MindAlpha is a machine learning platform integrating PySpark, PyTorch and a parameter server implementation. The platform contains native support for sparse parameters, making it easy for users to develop large-scale models. Together with MindAlpha Serving, the platform provides a one-stop solution for data preprocessing, model training and online prediction.
-
Efficient IO with PySpark. Minibatches read by PySpark as pandas DataFrames can be feed directly to models.
-
Similar API with PyTorch and Spark MLlib, users familar with PyTorch and PySpark can get started quickly.
-
Wrap custom sparse layers as PyTorch modules, making them easy to use.

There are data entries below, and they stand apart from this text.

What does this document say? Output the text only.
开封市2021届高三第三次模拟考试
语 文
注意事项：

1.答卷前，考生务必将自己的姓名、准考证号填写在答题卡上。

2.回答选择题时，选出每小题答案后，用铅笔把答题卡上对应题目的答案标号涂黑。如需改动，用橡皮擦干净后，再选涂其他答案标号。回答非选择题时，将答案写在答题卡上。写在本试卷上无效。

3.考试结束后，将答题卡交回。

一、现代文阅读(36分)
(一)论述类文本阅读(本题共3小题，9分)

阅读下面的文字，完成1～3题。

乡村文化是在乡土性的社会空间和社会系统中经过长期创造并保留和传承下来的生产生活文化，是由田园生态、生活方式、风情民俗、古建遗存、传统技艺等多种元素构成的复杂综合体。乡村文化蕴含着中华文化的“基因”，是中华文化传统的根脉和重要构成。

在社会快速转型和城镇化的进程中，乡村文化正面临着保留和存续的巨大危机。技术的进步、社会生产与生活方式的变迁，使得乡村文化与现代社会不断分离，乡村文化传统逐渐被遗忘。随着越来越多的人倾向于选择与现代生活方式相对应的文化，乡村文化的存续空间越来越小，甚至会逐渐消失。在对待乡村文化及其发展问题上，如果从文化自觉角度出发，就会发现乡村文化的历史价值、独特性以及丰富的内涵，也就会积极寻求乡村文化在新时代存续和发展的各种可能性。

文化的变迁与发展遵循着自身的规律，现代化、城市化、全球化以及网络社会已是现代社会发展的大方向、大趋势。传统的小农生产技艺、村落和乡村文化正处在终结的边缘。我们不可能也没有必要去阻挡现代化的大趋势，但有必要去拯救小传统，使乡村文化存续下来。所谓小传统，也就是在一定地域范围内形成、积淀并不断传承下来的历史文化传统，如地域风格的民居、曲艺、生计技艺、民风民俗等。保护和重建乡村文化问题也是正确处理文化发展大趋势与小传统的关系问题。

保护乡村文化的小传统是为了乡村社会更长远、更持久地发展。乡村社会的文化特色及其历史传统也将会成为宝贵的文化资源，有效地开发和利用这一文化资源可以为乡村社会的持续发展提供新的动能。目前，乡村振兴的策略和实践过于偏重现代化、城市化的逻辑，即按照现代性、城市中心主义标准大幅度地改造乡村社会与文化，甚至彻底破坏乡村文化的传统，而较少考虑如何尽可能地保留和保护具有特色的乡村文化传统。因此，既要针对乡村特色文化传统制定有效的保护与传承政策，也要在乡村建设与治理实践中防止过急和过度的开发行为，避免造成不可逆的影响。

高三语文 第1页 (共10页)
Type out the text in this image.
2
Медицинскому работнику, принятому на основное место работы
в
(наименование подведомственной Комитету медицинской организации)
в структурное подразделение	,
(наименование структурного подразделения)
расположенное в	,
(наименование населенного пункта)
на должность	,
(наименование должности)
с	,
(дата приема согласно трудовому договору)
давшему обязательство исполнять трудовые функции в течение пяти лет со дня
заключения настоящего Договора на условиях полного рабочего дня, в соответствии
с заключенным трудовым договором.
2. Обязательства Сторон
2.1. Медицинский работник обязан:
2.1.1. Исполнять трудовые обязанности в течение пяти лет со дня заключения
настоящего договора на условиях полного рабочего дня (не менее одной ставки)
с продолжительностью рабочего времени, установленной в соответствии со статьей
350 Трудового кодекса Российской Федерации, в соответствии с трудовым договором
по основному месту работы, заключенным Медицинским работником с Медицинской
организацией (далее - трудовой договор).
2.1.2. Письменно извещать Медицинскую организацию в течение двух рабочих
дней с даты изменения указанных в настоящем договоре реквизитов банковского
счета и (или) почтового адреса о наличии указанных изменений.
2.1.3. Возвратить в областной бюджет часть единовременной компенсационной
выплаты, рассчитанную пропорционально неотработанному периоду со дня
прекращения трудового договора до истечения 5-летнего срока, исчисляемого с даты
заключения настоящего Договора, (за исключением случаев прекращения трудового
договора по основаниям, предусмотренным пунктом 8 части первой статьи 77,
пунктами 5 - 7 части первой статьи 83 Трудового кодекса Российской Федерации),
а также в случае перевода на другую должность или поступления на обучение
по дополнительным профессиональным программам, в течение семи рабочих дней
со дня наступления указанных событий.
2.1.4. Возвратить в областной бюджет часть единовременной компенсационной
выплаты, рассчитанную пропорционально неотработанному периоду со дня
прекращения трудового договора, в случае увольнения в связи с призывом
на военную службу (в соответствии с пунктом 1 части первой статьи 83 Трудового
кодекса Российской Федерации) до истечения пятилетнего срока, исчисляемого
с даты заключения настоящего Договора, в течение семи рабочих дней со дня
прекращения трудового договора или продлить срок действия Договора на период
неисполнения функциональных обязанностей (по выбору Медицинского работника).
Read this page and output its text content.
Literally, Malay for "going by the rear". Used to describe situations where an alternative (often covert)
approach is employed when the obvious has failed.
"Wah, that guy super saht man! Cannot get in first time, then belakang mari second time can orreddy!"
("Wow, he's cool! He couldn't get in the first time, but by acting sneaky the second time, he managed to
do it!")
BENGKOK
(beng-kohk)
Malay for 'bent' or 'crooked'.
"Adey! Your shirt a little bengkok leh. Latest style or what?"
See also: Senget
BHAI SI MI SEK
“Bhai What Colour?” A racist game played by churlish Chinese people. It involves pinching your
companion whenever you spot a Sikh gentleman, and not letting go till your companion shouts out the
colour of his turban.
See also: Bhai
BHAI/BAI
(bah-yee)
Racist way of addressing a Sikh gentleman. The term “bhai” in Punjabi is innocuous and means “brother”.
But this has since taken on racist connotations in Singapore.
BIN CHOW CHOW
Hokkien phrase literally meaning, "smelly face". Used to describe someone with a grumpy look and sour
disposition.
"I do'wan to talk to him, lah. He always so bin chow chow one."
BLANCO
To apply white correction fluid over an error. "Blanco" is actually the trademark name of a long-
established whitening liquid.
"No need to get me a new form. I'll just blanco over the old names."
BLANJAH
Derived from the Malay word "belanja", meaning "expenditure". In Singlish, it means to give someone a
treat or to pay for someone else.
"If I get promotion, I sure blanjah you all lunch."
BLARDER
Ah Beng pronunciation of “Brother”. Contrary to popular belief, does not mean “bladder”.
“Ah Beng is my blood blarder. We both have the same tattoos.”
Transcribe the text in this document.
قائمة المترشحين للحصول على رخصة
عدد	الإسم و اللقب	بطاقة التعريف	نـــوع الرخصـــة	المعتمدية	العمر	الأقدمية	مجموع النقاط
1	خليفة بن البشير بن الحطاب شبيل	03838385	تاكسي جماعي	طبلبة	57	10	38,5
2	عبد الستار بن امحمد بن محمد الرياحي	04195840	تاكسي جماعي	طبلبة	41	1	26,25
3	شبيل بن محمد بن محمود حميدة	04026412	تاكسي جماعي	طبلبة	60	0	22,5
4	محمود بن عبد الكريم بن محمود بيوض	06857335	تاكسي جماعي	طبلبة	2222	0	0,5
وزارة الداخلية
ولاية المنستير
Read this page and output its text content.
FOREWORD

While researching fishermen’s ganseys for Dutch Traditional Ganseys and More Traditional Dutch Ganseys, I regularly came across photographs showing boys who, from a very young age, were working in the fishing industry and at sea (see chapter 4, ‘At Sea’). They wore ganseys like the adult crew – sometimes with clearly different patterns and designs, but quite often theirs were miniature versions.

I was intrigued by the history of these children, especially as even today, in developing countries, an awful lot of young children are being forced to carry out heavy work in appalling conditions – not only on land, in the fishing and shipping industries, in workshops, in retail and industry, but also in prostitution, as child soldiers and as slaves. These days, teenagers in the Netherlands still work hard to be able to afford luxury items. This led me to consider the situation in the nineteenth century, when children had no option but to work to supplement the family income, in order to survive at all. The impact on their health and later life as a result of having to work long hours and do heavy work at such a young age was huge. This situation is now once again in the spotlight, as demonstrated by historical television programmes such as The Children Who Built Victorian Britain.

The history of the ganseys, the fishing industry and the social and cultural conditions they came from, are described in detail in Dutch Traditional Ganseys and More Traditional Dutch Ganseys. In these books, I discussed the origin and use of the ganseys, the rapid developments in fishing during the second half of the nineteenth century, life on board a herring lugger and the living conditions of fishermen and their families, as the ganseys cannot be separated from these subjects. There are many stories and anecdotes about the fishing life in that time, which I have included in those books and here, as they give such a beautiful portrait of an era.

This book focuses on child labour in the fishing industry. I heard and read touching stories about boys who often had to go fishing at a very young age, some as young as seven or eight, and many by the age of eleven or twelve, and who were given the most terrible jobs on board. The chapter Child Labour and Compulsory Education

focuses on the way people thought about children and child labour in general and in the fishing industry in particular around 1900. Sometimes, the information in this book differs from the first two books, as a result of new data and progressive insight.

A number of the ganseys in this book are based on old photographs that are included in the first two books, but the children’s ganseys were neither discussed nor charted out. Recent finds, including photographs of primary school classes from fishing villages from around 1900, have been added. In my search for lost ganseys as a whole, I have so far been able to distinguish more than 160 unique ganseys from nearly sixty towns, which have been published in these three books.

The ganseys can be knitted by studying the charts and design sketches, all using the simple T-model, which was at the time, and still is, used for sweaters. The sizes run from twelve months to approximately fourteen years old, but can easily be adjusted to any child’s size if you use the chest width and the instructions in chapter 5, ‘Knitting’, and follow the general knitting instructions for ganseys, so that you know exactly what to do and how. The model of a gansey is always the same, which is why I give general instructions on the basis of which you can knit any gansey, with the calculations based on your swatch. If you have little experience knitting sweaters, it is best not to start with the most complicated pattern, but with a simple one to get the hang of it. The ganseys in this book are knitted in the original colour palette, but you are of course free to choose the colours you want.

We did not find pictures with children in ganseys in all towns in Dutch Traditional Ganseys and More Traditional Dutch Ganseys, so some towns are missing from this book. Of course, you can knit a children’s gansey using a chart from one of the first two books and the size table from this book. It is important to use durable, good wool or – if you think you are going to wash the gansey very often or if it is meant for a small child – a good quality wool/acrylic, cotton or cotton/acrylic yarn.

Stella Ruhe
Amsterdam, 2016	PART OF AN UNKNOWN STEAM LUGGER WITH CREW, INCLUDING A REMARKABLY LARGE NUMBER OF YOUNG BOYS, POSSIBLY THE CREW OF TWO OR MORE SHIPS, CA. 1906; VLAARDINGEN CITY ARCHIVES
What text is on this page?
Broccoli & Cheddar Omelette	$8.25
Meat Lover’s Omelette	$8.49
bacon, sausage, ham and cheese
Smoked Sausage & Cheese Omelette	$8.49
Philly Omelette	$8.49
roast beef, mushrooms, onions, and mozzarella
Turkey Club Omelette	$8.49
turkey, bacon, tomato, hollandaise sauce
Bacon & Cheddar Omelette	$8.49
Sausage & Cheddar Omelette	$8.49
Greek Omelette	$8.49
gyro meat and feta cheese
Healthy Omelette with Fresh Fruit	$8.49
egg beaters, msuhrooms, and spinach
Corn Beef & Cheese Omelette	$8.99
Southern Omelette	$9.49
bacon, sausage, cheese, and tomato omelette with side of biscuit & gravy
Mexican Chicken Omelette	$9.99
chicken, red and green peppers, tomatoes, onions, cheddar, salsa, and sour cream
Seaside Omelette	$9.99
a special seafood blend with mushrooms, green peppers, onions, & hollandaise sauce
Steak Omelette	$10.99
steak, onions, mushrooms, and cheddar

Those sparse layers can contain billions of parameters.
-
Models can be developed in Jupyter Notebook interactively and periodical model training can be scheduled by Airflow.
-
The trained model can be exported via one method call and loaded by MindAlpha Serving for online prediction.
Firstly, run script to build a docker image
sh run_build.sh -i
For more details, please refer to docker/ubuntu20.04/Dockerfile and docker/centos7/Dockerfile.
and run script to compile sources(*cpp && py) to get dynamic-link library (*.so) and python install packages (*.whl) which will generate at directory build by default.
sh run_build.sh -m
Two tutorials are given:
- MindAlpha Getting Started introduces the basic API of MindAlpha briefly.
- MindAlpha Tutorial shows how to use MindAlpha in the production environment.